The work presented here was a fully automatic analysis of a historical archive. We use large language models to recognize entities, perform entity resolution, establish relations, and resolve conflicts between identified relations. Importantly, we ensured that all the steps in our process preserve the linkage of identified entities and relations. The final knowledge graph preserves pointers to the original documents from which a given entity or relation was extracted (note that a single entity or relation may point to several documents, as entities and relations we identify are subject to a resolution step).
One crucial issue in this work is to measure the quality of the final knowledge graph. As several steps are involved, a slight change in the prompt used for any one step can create a massive difference in the resulting knowledge graph. Our approach was to measure the final product against a gold-standard graph. To test our algorithms, we first asked experts to manually construct a graph from a small sample of Living Memory documents (121 entities). Then, we compared the graph obtained by our approach, considering the same subset of texts, with the expert graph.
The resulting algorithms show promising results. Measured against the gold standard, the extraction of Individuals was extremely precise. On the other hand, the extraction of Organization, Events, and Location was less successful, but on closer inspection, this can be partially explained by differences in the granularity of the location and events, and one can verify that the automatic approach captures the big picture of events just as well as the gold standard. It remains to be seen whether this difference in granularity can be fixed by using better prompts or if we need new components in our architecture.
In terms of future work, we plan to systematically evaluate the entities detected by chatGPT. To do so, we want to create an annotated corpus with the entities of interest [10]. Even if the annotation is time-consuming, it can evaluate generative AI and other possible approaches to detect critical information, such as Named Entity Recognition algorithms [11].

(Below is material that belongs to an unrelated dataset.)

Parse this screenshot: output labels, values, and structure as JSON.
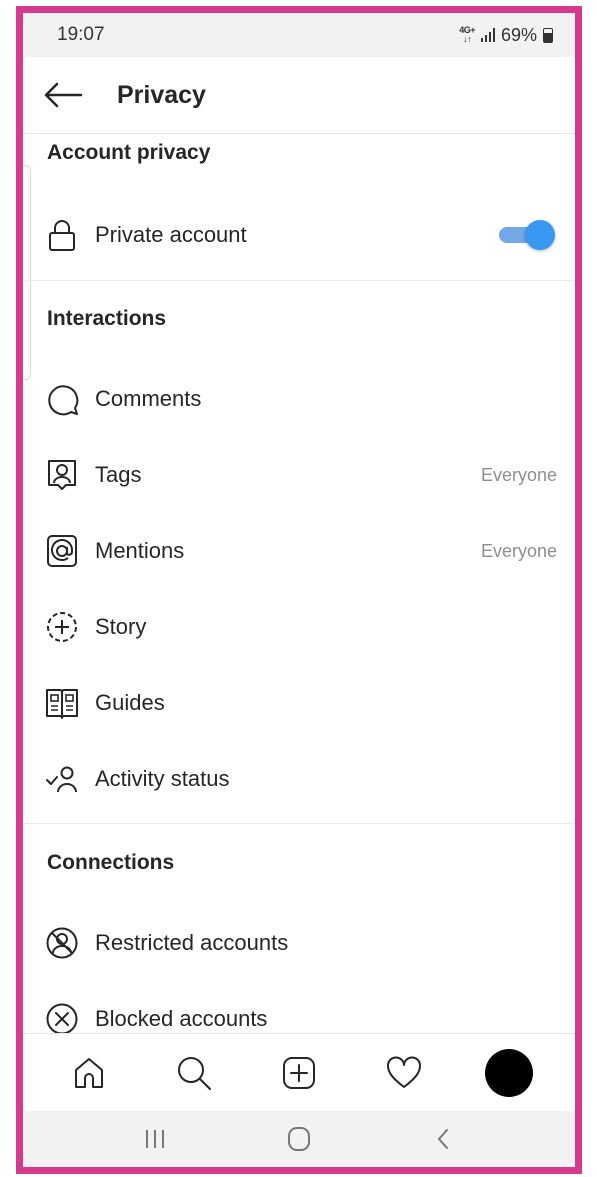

Building a knowledge graph from collections of historical archives related to the Chilean dictatorship is a way to add robust data science analyses to this critical event in Chilean history that still has so many open questions. Unlike manual analysis of fragmented archives, a unified approach can provide a comprehensive view, filling information gaps, cross-validating data, and enhancing contextual understanding. A holistic method can uncover more profound insights into the complexities of the dictatorship, enabling researchers to answer more nuanced questions and revealing connections and patterns that fragmented, manual analyses might miss. Of course, the quality of our analysis depends on the data quality. Thus, future research should resort to primary sources to complement and validate the compilation made by Memoria Viva.